C9 - A baby's daily life part.3
Yes. I'm definitely being watched. Now there is no doubt...
.
It's been 2 months since I was born. This last month I only focused on two things: moving and trying to talk. Yes, talk. Something I've been trying since I was born. Of course, no sound came out for the first 23 days. But I started producing sound on the 24th and since then I've been trying to speak.
"Daddy" and/or "Mommy". Those are the best words for a baby to say, right? I could say "hi" but it would be really bizarre for a baby to say that. And it's not like I don't know other words.
'Little cute, littlenlive, mama's boy' and so on. What were you expecting? My mother and father practically only speak these words. Or words that fit this context.
Either way, these words are too complex for a baby to say. And I definitely don't want to say them. So, I decided to go with the classic mom and dad. And that's what I've been focusing on. I mean, after telling them to my parents, it will be easier for me to learn others.
Now why did I say I'm being watched?
You see, 2 weeks ago I finally managed to say "Mommy". And, a few seconds after I said that, my parents appeared. And guess what happened?
THAT'S RIGHT!!!
My mother kept asking me to repeat what I just said. And since she wasn't in the room...do you understand what I'm getting at?
Either way, it's not a big problem. In fact, I feel relieved. I mean, it would be disturbing to know that my parents went out and left two defenseless babies alone.
Besides, it's not like I did anything weird. Besides trying to talk, the only other thing I did was stand and try to walk.
Yes.
I stood. This was 1 week after I sat. It took me 1 day to get used to sitting and a few hours to learn to crawl. It was easier than I thought. So I started learning how to stand. After all, if I wanted to get out of the crib, I must stand up.
Anyway, back to the topic, my parents just went crazy. They were extremely happy. Which was a problem since they ended up waking up my sister and it took hours to calm her down...
*pfft!*
What a crybaby. She should be more like me. Calm and serene. Muahaha
Where I was?
Oh yes.
So, after I repeated "mommy"
I was tortured for hours. Yes, HOURS!!!
My mother spent hours asking me to repeat that word. I mean, if that wasn't torture I don't know what is. Of course, I could refuse to talk but hey, she was happy. I think it's only fair that I satisfy her after she keeps me clean and feeds me.
Anyway, after a few hours I got tired and pretended to sleep.
And I ended up sleeping.
Oh? Disappointed?
What did they expect? I'm still a baby. I have little energy.

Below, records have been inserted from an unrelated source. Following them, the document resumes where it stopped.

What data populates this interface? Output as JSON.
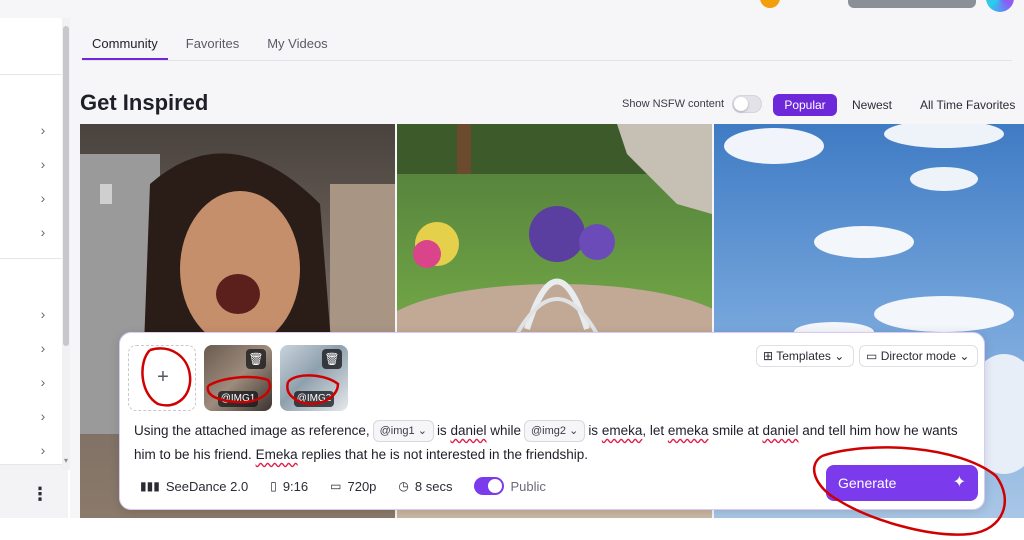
{
  "tabs": [
    {
      "label": "Community",
      "active": true
    },
    {
      "label": "Favorites",
      "active": false
    },
    {
      "label": "My Videos",
      "active": false
    }
  ],
  "page_title": "Get Inspired",
  "nsfw": {
    "label": "Show NSFW content",
    "enabled": false
  },
  "sort": {
    "popular": "Popular",
    "newest": "Newest",
    "all_time": "All Time Favorites",
    "selected": "Popular"
  },
  "sidebar": {
    "icons": [
      "chevron-right-icon",
      "chevron-right-icon",
      "chevron-right-icon",
      "chevron-right-icon",
      "chevron-right-icon",
      "chevron-right-icon",
      "chevron-right-icon",
      "chevron-right-icon",
      "chevron-right-icon"
    ],
    "more_icon": "kebab-menu-icon"
  },
  "panel": {
    "ref_images": [
      {
        "tag": "@IMG1"
      },
      {
        "tag": "@IMG2"
      }
    ],
    "templates_label": "Templates",
    "director_label": "Director mode",
    "prompt": {
      "p1": "Using the attached image as reference,",
      "chip1": "@img1",
      "p2": "is",
      "w_daniel": "daniel",
      "p3": "while",
      "chip2": "@img2",
      "p4": "is",
      "w_emeka1": "emeka",
      "p5": ", let",
      "w_emeka2": "emeka",
      "p6": "smile at",
      "w_daniel2": "daniel",
      "p7": "and tell him how he wants him to be his friend.",
      "w_emeka3": "Emeka",
      "p8": "replies that he is not interested in the friendship."
    },
    "meta": {
      "model": "SeeDance 2.0",
      "ratio": "9:16",
      "resolution": "720p",
      "duration": "8 secs",
      "visibility": "Public",
      "public_enabled": true
    },
    "generate_label": "Generate"
  },
  "colors": {
    "accent": "#7c3aed",
    "annotation": "#d00000"
  }
}
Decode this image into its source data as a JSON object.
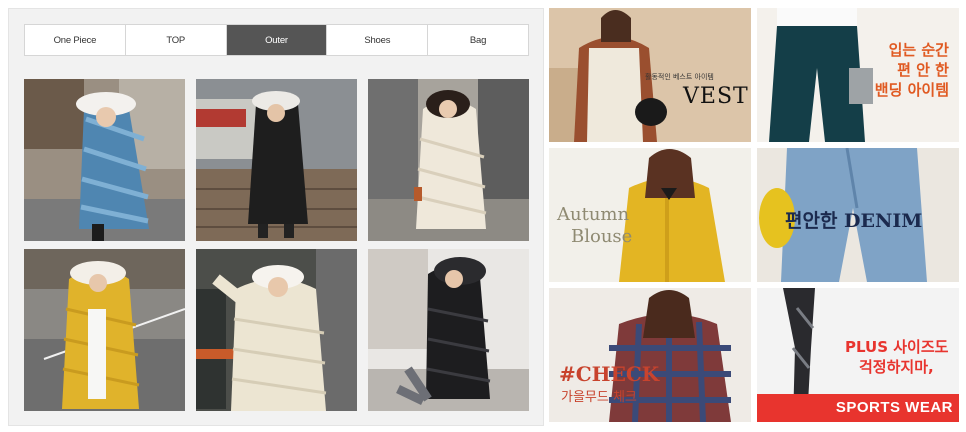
{
  "tabs": [
    {
      "label": "One Piece",
      "active": false
    },
    {
      "label": "TOP",
      "active": false
    },
    {
      "label": "Outer",
      "active": true
    },
    {
      "label": "Shoes",
      "active": false
    },
    {
      "label": "Bag",
      "active": false
    }
  ],
  "products": [
    {
      "icon": "blue-velvet-padded-coat-photo",
      "coat_color": "#4f86b1"
    },
    {
      "icon": "black-long-padded-coat-photo",
      "coat_color": "#1e1e1e"
    },
    {
      "icon": "cream-long-padded-coat-photo",
      "coat_color": "#efe8da"
    },
    {
      "icon": "yellow-quilted-coat-photo",
      "coat_color": "#e0b32b"
    },
    {
      "icon": "cream-puffer-coat-photo",
      "coat_color": "#ece5d2"
    },
    {
      "icon": "black-puffer-coat-photo",
      "coat_color": "#1d1d1f"
    }
  ],
  "banners": {
    "vest": {
      "small": "활동적인 베스트 아이템",
      "big": "VEST"
    },
    "pants": {
      "line1": "입는 순간",
      "line2": "편 안 한",
      "line3": "밴딩 아이템"
    },
    "blouse": {
      "line1": "Autumn",
      "line2": "Blouse"
    },
    "denim": {
      "text": "편안한 DENIM"
    },
    "check": {
      "line1": "#CHECK",
      "line2": "가을무드 체크"
    },
    "sports": {
      "line1": "PLUS 사이즈도",
      "line2": "걱정하지마,",
      "bar": "SPORTS WEAR"
    }
  },
  "colors": {
    "active_tab": "#555555",
    "accent_red": "#e8342e",
    "accent_orange": "#e05a22",
    "denim_navy": "#1b2a4e"
  }
}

But the torture continued...after I woke up my father appeared and kept pestering me to say "daddy". Of course, wanting to avoid what happened to mom from happening again, I pretended not to know. I didn't expect him to be persistent enough to pester me for hours...
So I gave up. And I spoke. And as I expected I was tortured. And I slept again. A deja vu so soon...

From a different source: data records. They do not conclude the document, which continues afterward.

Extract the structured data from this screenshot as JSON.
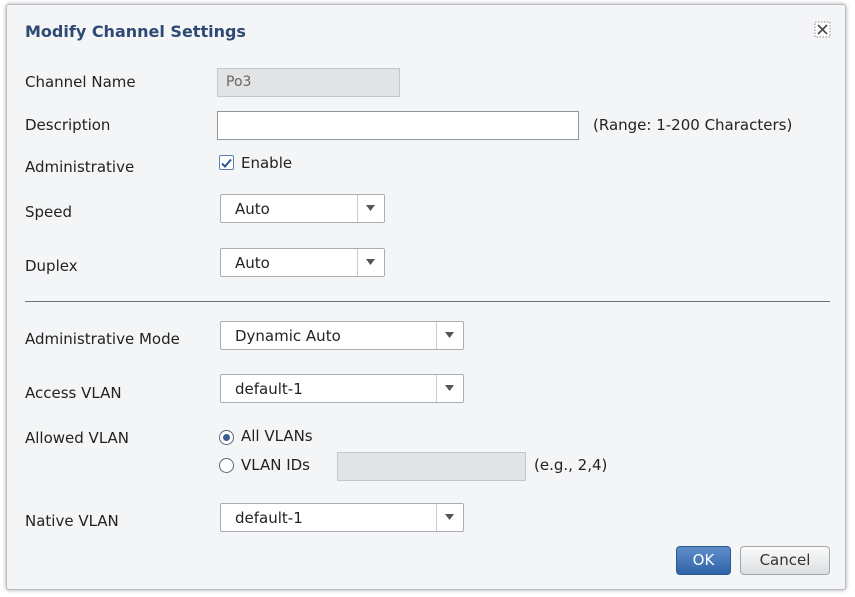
{
  "dialog": {
    "title": "Modify Channel Settings",
    "close_icon": "close-icon"
  },
  "channel_name": {
    "label": "Channel Name",
    "value": "Po3"
  },
  "description": {
    "label": "Description",
    "value": "",
    "hint": "(Range: 1-200 Characters)"
  },
  "administrative": {
    "label": "Administrative",
    "checkbox_label": "Enable",
    "checked": true
  },
  "speed": {
    "label": "Speed",
    "value": "Auto"
  },
  "duplex": {
    "label": "Duplex",
    "value": "Auto"
  },
  "admin_mode": {
    "label": "Administrative Mode",
    "value": "Dynamic Auto"
  },
  "access_vlan": {
    "label": "Access VLAN",
    "value": "default-1"
  },
  "allowed_vlan": {
    "label": "Allowed VLAN",
    "option_all": "All VLANs",
    "option_ids": "VLAN IDs",
    "selected": "all",
    "ids_value": "",
    "ids_hint": "(e.g., 2,4)"
  },
  "native_vlan": {
    "label": "Native VLAN",
    "value": "default-1"
  },
  "buttons": {
    "ok": "OK",
    "cancel": "Cancel"
  },
  "colors": {
    "title": "#2e4a74",
    "primary_button": "#3b6eb0"
  }
}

In fact, it's curious. I mean, I don't have teeth. So "dad" and "mom" should sound like
"Da-da" and "Ma-ma"
But hey, what matters is the intention, right?
Anyway, that's another reason I haven't tried more complex words.
.
.
.
It's been three months since I was born.
Two weeks ago, my mouth started to hurt. It was terrible. I mean, it wasn't a mind-boggling pain, but it was uncomfortable, you know? But Im happy. Because 3 days ago I discovered the reason. My teeth are coming in.

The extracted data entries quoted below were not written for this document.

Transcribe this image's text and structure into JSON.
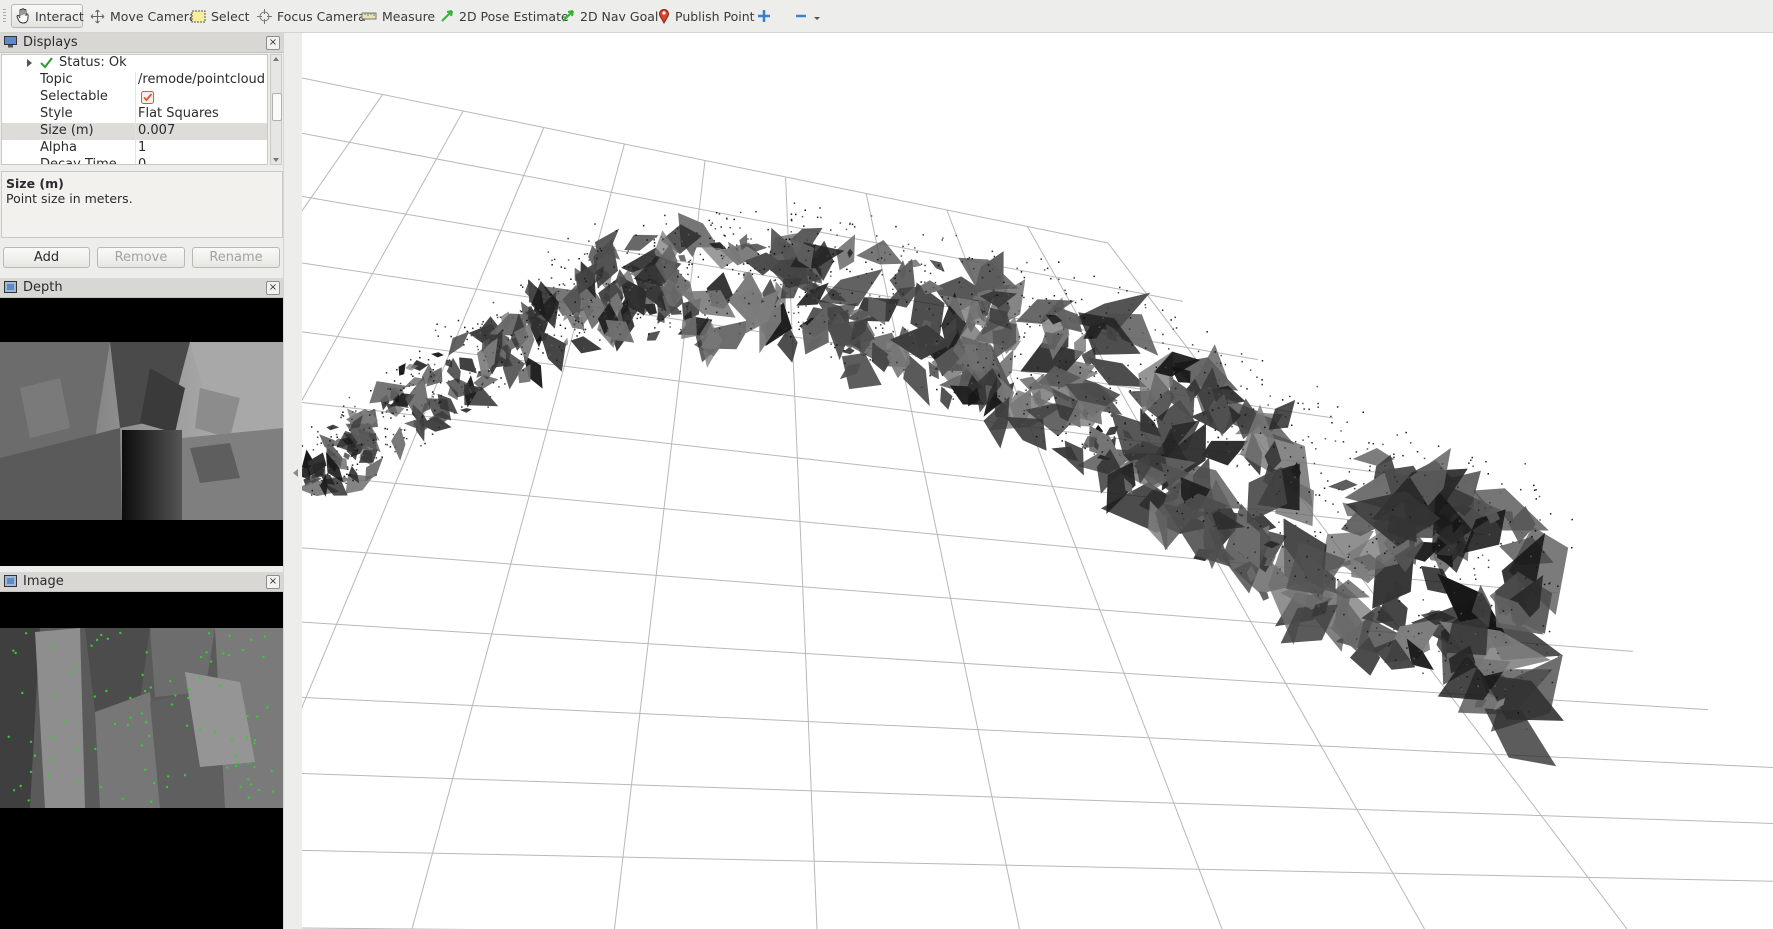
{
  "toolbar": {
    "tools": [
      {
        "label": "Interact",
        "icon": "hand-icon",
        "active": true
      },
      {
        "label": "Move Camera",
        "icon": "move-camera-icon"
      },
      {
        "label": "Select",
        "icon": "select-box-icon"
      },
      {
        "label": "Focus Camera",
        "icon": "crosshair-icon"
      },
      {
        "label": "Measure",
        "icon": "ruler-icon"
      },
      {
        "label": "2D Pose Estimate",
        "icon": "green-arrow-icon"
      },
      {
        "label": "2D Nav Goal",
        "icon": "green-arrow-icon"
      },
      {
        "label": "Publish Point",
        "icon": "map-pin-icon"
      }
    ]
  },
  "displays": {
    "title": "Displays",
    "rows": [
      {
        "key": "Status: Ok",
        "value": ""
      },
      {
        "key": "Topic",
        "value": "/remode/pointcloud"
      },
      {
        "key": "Selectable",
        "value": "",
        "checked": true
      },
      {
        "key": "Style",
        "value": "Flat Squares"
      },
      {
        "key": "Size (m)",
        "value": "0.007",
        "selected": true
      },
      {
        "key": "Alpha",
        "value": "1"
      },
      {
        "key": "Decay Time",
        "value": "0"
      }
    ],
    "description": {
      "title": "Size (m)",
      "text": "Point size in meters."
    },
    "buttons": {
      "add": "Add",
      "remove": "Remove",
      "rename": "Rename"
    }
  },
  "depth_panel": {
    "title": "Depth"
  },
  "image_panel": {
    "title": "Image"
  },
  "colors": {
    "status_ok": "#2e9c2e",
    "checkbox": "#e05a28",
    "feature_points": "#30d030"
  }
}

Well, it wasn't me who discovered it, but my mother. "How" you ask? Well, it's obvious. I was breastfeeding and she just pulled my mouth away and opened it. And then she smiled and said
"Oh my love, your kanets are gasmetind." Of course, I didn't understand what she said. I mean, what are Kanets? And gasmetind? But my mother called my father.
"Oh, yes. As expected of someone from the Potens family. Your kanets are gasmetind earlier" and I finally understood. Kanets is teeth and gasmetind is being born.
I was happy to learn new words. Oh, are you surprised that I already know so much? Fufufu, yes.
BOW BEFORE MY UNBALANCED WISDOM. MUAHAHAHAHA
In fact, I think I'm crazy. I mean, who do I boast so much to?
Anyway, at the moment my teeth allow me to say mom and dad correctly.
I know what you're thinking. I agree. IT'S TOO WEIRD for a 3-month-old baby to already have teeth coming in. I mean, normal is 6 months onwards. And considering my parents' reaction, it's not common.
Another interesting thing that happened this month was that my sister is also trying to talk and walk. Yes I know. Surprising. In fact, she was only a few days slower than me in both lying on her stomach and sitting up.
When speaking she is also doing very well. She said only mom and dad a few days later and me. Of course, her teeth haven't grown yet and that's why I'm talking about her. I mean, what did you expect? I wouldn't let them know that a baby with no self-awareness was just a little slower than me in talking and trying to walk. In fact, this is crazy. I don't know if this is the norm here or if it's because I'm from that "Potens Family". I mean, my dad brags a lot. I think we are important considering all the objects of apparent great value in the room.